Iomega's eGo brand is a neat pun, combining a sense of mobility with an attention-seeking attitude. It's a risky recipe, though: other manufacturers' attempts to produce drives that stand out from the crowd have, in the past, spawned some truly horrific designs.
Thankfully, Iomega's eGo drives have always managed to pull off the balancing act with impeccable taste, originally with the old hip flask design, and now with a new sculpted tablet format.
Our red review model has a gorgeous lustre that photography struggles to convey, and we're sure the blue and silver variants are just as sumptuous. It's comparatively tough, too: Iomega claims it will survive a drop of up to 51in.
Although the eGo's exterior has been revamped, technically the only thing that's changed is the range of capacities offered.

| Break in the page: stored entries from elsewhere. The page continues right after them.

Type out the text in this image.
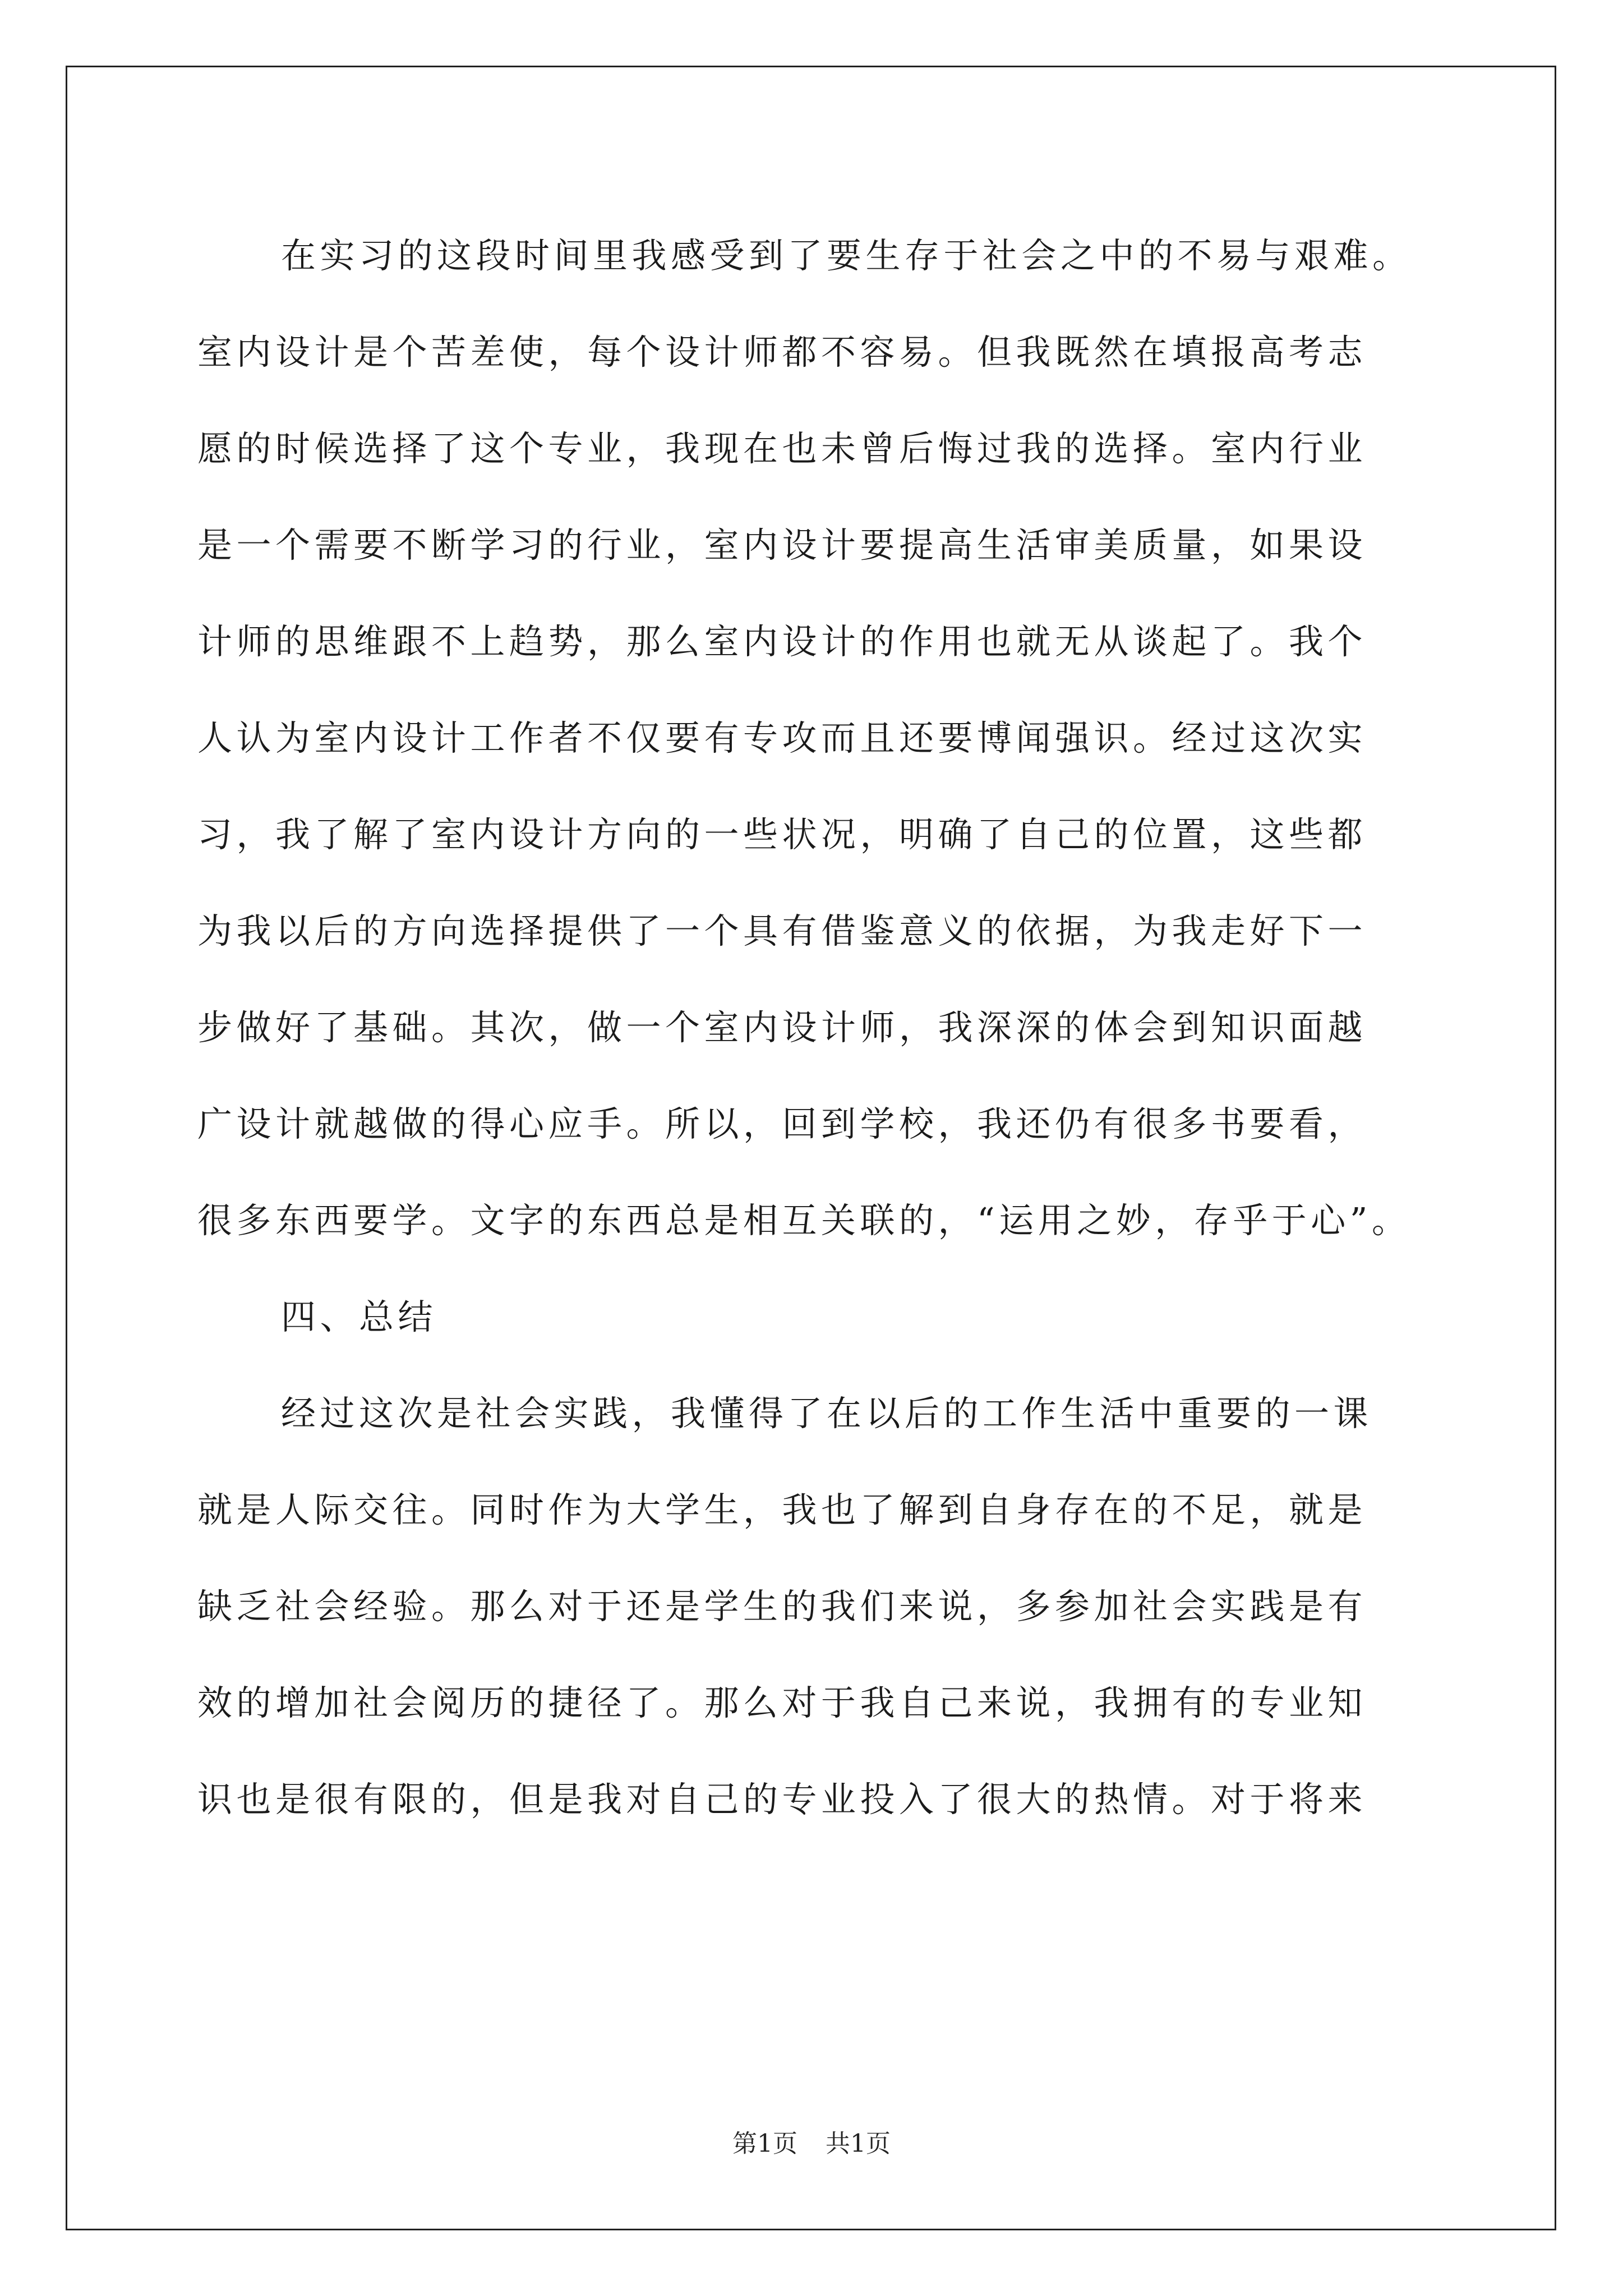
在实习的这段时间里我感受到了要生存于社会之中的不易与艰难。
室内设计是个苦差使，每个设计师都不容易。但我既然在填报高考志
愿的时候选择了这个专业，我现在也未曾后悔过我的选择。室内行业
是一个需要不断学习的行业，室内设计要提高生活审美质量，如果设
计师的思维跟不上趋势，那么室内设计的作用也就无从谈起了。我个
人认为室内设计工作者不仅要有专攻而且还要博闻强识。经过这次实
习，我了解了室内设计方向的一些状况，明确了自己的位置，这些都
为我以后的方向选择提供了一个具有借鉴意义的依据，为我走好下一
步做好了基础。其次，做一个室内设计师，我深深的体会到知识面越
广设计就越做的得心应手。所以，回到学校，我还仍有很多书要看，
很多东西要学。文字的东西总是相互关联的，“运用之妙，存乎于心”。
四、总结
经过这次是社会实践，我懂得了在以后的工作生活中重要的一课
就是人际交往。同时作为大学生，我也了解到自身存在的不足，就是
缺乏社会经验。那么对于还是学生的我们来说，多参加社会实践是有
效的增加社会阅历的捷径了。那么对于我自己来说，我拥有的专业知
识也是很有限的，但是我对自己的专业投入了很大的热情。对于将来
第1页 共1页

The interface is as simple as that of its predecessor, consisting of a sole mini-USB connector at the back, next to which hides a small blue activity light - not the most convenient place for a display, but then some drives this month don't have one at all. If you need extra power, you can double the juice supplied from your PC with the provided twin USB connector cable.
In our tests, the eGo proved not only a sharp design but a snappy performer. It wrote our 3GB test file in 1min 46secs - just one second short of this month's fastest drives - and read our 3000 files in a blazing 12.1 seconds.
Its only weakness was in writing the 3000 files in the first place: here, its time of 22.3 seconds was around three seconds slower than the front-runners.
It still adds up to a very creditable performance, and for a portable drive the price isn't bad either. When the eGo brand was introduced it was an expensive luxury, but today the 500GB model is only $10 more than most of its rivals.
And you're not paying for looks alone: the Iomega Protection Suite, alluded to in the model name, is one of this month's most versatile packages, offering multiple backup clients to suit differing needs (evidently a perk of Iomega's acquisition last year by data security specialist EMC).
Throw in a longer-than-average three-year warranty and you're left with one eGo that needs no flattery.